Gender affirmation is multidisciplinary treatment in which endocrinologists play an important job. Those clinicians who underwrite gender-affirming endocrine treatments-appropriately trained diagnosing clinicians required Excellent, a mental health provider for adolescents required and mental health professional representing adults recommended -should be knowledgeable about the diagnostic criteria and criteria by reason of gender-affirming treatment, have adequate training and experience in assessing psychopathology, and be willing to participate in the ongoing care everyplace the endocrine transition.
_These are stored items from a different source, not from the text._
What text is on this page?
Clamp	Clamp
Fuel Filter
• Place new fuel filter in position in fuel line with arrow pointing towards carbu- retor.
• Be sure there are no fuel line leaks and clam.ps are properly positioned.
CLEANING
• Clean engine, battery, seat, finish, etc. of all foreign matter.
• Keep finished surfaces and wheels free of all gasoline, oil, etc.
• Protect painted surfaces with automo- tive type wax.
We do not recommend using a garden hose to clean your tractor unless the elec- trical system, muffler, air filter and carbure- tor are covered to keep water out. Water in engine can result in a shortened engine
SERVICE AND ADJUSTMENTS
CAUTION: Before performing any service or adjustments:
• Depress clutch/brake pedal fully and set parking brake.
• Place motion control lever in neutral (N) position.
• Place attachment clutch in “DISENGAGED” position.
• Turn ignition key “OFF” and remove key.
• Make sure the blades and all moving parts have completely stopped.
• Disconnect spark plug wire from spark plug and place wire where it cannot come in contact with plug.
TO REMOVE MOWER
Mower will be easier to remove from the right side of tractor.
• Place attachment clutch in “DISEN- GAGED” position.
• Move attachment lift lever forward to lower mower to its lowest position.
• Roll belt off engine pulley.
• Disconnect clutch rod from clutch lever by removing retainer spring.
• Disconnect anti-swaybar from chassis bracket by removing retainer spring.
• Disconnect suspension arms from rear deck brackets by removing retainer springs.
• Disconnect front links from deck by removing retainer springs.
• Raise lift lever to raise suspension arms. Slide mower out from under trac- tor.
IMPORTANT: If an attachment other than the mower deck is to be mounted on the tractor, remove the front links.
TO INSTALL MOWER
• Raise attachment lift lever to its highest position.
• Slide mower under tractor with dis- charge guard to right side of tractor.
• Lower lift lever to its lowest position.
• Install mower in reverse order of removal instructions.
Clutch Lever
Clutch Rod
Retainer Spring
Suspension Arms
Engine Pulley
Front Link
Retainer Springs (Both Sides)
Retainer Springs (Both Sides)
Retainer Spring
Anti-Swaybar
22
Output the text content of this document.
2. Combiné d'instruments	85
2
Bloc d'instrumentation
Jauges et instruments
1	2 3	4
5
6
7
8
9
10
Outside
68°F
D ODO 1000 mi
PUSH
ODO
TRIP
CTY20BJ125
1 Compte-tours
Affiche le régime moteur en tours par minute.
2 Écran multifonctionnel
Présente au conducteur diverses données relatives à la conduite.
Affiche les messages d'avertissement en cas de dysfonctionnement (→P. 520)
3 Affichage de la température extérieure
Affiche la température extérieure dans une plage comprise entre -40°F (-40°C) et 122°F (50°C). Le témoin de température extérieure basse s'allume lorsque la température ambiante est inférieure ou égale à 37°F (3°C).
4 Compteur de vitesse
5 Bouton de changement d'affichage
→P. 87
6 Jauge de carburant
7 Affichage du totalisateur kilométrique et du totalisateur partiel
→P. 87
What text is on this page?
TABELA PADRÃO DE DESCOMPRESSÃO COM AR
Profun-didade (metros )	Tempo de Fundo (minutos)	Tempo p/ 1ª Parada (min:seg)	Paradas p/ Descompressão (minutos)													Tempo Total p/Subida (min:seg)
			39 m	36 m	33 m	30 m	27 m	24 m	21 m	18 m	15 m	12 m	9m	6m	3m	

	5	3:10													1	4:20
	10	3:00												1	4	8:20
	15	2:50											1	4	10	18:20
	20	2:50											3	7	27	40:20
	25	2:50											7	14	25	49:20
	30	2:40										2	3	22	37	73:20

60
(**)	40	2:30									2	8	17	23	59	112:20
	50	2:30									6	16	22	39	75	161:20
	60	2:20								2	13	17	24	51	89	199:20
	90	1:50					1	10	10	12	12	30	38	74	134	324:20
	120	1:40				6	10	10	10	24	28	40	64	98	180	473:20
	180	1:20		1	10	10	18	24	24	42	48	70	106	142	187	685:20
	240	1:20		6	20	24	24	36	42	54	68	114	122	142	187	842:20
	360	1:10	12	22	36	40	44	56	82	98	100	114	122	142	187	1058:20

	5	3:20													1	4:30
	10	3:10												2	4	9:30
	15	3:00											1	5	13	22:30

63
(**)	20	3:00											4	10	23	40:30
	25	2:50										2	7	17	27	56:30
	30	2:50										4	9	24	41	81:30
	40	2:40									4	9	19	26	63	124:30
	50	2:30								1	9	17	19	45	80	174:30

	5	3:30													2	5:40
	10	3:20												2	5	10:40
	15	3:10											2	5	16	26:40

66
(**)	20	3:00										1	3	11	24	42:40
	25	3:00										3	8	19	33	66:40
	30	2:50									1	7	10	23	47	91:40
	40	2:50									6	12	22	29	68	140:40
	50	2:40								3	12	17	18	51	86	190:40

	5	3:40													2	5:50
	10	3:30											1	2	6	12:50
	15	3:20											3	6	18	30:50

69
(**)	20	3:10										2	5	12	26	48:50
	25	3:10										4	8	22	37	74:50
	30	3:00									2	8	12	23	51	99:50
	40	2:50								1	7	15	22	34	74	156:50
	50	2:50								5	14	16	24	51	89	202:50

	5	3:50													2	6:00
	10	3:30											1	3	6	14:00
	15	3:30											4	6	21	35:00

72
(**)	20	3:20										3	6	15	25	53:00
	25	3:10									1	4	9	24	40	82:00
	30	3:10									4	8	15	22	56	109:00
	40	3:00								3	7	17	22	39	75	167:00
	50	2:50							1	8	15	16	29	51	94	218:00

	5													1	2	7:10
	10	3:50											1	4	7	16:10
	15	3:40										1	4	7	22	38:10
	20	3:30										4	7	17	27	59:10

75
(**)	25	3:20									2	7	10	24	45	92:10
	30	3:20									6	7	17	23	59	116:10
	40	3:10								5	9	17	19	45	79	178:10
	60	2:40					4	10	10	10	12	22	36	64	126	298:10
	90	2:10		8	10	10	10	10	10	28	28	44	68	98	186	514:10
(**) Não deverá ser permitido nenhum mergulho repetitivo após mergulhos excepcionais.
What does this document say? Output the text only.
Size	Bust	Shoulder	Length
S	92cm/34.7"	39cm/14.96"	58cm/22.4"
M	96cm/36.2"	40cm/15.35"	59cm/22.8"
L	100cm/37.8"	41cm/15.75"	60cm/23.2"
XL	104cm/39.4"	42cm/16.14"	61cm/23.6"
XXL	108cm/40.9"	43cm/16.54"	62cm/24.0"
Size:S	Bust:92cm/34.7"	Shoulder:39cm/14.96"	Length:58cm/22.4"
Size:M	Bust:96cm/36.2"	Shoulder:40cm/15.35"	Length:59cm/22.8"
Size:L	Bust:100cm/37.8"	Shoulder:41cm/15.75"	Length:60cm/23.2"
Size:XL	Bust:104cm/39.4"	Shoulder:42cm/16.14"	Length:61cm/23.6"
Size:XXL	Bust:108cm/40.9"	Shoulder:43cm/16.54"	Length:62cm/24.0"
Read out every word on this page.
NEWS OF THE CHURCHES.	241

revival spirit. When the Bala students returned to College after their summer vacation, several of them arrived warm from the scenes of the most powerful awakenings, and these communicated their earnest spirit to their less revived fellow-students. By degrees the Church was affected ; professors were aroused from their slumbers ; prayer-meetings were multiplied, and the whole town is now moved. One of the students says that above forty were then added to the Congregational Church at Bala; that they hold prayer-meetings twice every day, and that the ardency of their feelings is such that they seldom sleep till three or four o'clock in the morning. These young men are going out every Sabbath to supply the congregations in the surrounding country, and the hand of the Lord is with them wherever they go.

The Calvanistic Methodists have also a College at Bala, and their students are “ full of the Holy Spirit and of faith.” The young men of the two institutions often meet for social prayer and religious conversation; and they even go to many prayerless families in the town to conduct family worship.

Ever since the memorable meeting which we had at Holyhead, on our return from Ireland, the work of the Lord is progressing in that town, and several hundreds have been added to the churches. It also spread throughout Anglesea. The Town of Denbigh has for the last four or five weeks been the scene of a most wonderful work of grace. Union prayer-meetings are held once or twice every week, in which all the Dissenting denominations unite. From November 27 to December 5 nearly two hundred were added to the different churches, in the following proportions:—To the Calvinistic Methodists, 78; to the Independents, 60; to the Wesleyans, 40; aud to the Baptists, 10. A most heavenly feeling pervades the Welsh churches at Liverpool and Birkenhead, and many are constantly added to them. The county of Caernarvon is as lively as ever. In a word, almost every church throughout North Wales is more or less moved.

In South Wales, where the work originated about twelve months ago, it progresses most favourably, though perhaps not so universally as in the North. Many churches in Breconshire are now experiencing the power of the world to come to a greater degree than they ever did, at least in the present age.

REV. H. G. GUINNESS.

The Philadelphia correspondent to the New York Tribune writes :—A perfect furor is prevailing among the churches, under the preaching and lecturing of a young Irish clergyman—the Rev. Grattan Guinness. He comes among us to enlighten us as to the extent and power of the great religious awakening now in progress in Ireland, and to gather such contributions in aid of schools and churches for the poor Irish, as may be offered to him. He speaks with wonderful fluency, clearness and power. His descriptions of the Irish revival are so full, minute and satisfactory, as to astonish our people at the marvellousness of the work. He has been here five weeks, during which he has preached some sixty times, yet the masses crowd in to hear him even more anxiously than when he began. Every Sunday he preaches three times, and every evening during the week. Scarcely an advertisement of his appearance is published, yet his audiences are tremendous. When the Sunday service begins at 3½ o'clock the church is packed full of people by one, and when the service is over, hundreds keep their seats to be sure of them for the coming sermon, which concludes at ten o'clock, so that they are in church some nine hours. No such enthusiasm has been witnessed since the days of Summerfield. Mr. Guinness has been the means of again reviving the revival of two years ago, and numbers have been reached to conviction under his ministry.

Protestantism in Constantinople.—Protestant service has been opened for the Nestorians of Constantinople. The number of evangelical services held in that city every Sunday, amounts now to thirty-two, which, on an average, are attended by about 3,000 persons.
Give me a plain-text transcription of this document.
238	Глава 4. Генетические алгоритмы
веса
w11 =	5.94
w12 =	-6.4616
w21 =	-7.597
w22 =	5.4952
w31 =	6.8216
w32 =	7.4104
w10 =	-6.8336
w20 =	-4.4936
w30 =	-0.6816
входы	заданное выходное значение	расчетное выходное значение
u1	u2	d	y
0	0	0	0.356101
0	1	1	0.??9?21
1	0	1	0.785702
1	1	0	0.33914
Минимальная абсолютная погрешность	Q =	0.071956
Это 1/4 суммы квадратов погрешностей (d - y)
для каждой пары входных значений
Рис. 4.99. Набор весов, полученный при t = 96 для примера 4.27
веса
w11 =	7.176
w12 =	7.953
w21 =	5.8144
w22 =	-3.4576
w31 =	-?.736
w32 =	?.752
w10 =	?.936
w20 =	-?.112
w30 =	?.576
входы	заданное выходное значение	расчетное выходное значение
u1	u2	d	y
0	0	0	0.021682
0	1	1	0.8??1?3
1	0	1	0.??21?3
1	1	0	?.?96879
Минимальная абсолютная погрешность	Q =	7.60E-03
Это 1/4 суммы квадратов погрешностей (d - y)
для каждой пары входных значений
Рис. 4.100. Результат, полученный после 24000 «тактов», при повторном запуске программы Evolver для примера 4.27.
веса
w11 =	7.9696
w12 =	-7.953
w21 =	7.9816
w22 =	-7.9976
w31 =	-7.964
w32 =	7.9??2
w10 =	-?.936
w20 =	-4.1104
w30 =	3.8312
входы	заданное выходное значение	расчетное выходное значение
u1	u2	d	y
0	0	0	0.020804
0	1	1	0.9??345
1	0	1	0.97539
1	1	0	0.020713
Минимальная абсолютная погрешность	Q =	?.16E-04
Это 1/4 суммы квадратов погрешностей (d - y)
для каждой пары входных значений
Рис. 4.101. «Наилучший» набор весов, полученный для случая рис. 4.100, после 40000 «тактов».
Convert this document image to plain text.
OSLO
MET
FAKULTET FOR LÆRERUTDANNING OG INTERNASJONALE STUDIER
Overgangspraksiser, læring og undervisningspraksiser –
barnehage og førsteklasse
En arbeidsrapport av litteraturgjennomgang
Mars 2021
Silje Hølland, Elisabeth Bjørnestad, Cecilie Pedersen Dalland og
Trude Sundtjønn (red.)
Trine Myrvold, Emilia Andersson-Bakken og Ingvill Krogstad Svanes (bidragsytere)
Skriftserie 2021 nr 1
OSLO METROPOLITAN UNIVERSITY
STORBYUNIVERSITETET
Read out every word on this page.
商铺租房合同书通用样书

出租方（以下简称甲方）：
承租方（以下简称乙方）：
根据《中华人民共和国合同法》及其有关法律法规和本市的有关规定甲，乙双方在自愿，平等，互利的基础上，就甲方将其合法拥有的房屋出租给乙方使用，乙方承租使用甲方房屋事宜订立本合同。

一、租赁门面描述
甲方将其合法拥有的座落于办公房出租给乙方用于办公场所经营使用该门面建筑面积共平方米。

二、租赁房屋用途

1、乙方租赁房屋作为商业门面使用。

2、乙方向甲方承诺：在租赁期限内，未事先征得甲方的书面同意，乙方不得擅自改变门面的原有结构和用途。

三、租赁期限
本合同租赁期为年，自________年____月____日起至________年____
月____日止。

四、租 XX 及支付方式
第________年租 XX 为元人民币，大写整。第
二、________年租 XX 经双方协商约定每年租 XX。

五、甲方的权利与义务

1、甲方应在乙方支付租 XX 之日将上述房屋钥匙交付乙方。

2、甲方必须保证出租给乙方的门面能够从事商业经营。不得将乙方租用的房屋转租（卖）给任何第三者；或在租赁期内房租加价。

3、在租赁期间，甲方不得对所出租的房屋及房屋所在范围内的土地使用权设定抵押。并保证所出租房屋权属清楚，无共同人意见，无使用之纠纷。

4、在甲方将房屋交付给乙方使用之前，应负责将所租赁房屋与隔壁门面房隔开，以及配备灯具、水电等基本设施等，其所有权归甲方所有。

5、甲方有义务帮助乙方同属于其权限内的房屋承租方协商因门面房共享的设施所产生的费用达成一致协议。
Highest adolescents have this gift by age 16 years old. We recognize that there may be compelling reasons to initiate making love hormone treatment prior to age 16 years, although there is minimal published experience treating prior to For the safe keeping of peripubertal youths and older adolescents, we plug that an expert multidisciplinary team comprised of medical professionals and mental condition professionals manage this treatment.
The treating physician necessity confirm the criteria destined for treatment used by the referring mental health practitioner and collaborate with them in decisions about gender-affirming surgery in older adolescents.